In
jeder Nacht leuchtet ein Licht
In
meinem Bekanntenkreis gibt es einige Menschen, die an Depressionen leiden, auch
nahe Freunde und Freundinnen. Ihre immer wieder kehrende Traurigkeit
beschreiben sie wie einen Weg durch die Nacht. Wie das Fallen in ein dunkles
Loch. Als würden sich schwarze Schatten über das Leben legen und alle Farben
verschlucken. Im Innern wird es ganz finster.

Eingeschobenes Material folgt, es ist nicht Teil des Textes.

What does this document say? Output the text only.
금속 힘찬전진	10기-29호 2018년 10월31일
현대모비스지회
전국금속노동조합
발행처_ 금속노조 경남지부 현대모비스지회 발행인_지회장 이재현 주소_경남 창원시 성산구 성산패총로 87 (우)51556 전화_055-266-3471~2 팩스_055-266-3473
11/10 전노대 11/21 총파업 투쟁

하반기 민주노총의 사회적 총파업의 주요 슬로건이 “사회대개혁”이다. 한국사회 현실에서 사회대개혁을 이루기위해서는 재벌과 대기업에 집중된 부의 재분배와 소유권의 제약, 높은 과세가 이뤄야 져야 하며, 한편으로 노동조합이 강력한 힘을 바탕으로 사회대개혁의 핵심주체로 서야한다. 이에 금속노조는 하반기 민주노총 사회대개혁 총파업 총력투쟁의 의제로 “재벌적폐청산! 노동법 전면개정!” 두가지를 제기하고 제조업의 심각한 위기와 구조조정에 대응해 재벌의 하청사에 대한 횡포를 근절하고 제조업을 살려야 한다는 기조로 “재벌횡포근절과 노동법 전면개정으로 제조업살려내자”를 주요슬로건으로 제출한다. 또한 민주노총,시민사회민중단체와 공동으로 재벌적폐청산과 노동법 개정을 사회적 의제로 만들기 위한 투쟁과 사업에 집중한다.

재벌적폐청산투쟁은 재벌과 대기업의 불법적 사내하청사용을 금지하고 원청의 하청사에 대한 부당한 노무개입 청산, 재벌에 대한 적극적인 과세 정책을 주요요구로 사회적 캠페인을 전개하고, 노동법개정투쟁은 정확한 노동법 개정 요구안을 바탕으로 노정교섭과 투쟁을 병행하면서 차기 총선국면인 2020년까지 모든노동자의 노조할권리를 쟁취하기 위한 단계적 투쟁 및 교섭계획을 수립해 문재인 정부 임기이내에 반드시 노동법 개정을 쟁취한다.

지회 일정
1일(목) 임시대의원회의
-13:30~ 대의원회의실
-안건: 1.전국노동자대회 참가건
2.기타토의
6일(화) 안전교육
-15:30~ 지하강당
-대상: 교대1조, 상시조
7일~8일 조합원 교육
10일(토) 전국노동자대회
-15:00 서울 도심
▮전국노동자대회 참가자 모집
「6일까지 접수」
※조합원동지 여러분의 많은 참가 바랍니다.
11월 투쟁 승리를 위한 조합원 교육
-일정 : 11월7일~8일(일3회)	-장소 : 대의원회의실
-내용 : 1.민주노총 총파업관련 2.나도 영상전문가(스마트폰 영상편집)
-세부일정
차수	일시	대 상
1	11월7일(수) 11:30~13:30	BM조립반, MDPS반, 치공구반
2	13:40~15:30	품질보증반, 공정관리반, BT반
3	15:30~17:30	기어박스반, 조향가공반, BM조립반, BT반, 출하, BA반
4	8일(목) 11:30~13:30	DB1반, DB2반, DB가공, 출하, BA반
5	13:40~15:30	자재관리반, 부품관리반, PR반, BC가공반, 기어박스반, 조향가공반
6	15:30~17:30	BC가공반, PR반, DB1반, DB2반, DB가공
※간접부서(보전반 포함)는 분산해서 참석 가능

Es sind Bilder der Dunkelheit. Ein Freund
von mir, der lange Zeit suizidgefährdet war, hat mir einmal das Bild eines
Sterns geschenkt. Er hatte ihn in einer der langen Nächte gemalt, in denen er
keinen Schlaf fand. In ihnen wurde ihm der Stern zu dem Stern, der zur Krippe
führt, zu einem Hoffnungssymbol, an dem er sich festhielt und festhält in
mancher Nacht.
Menschen, die einmal Ähnliches erlebt haben,
werden verstehen, was ihm das bedeutet: wenn inmitten der Dunkelheit doch ein
Licht aufgeht, das am Leben hält. Vielleicht nicht viel mehr. Aber doch
wenigstens das.
Wir müssen nicht depressiv sein, um solche
Nächte zu kennen. Dann ist es kein Trost zu wissen, dass alle in Zeiten ihres
Lebens durch Dunkelheit gehen. Aber es kann ein Trost sein, dass Menschen die
Erfahrung gemacht haben, dass selbst in ganz undurchdringlicher Nacht noch ein
Licht aufleuchten kann, das einen führt. Seit
Weihnachten gibt es keine Nacht mehr ohne Stern.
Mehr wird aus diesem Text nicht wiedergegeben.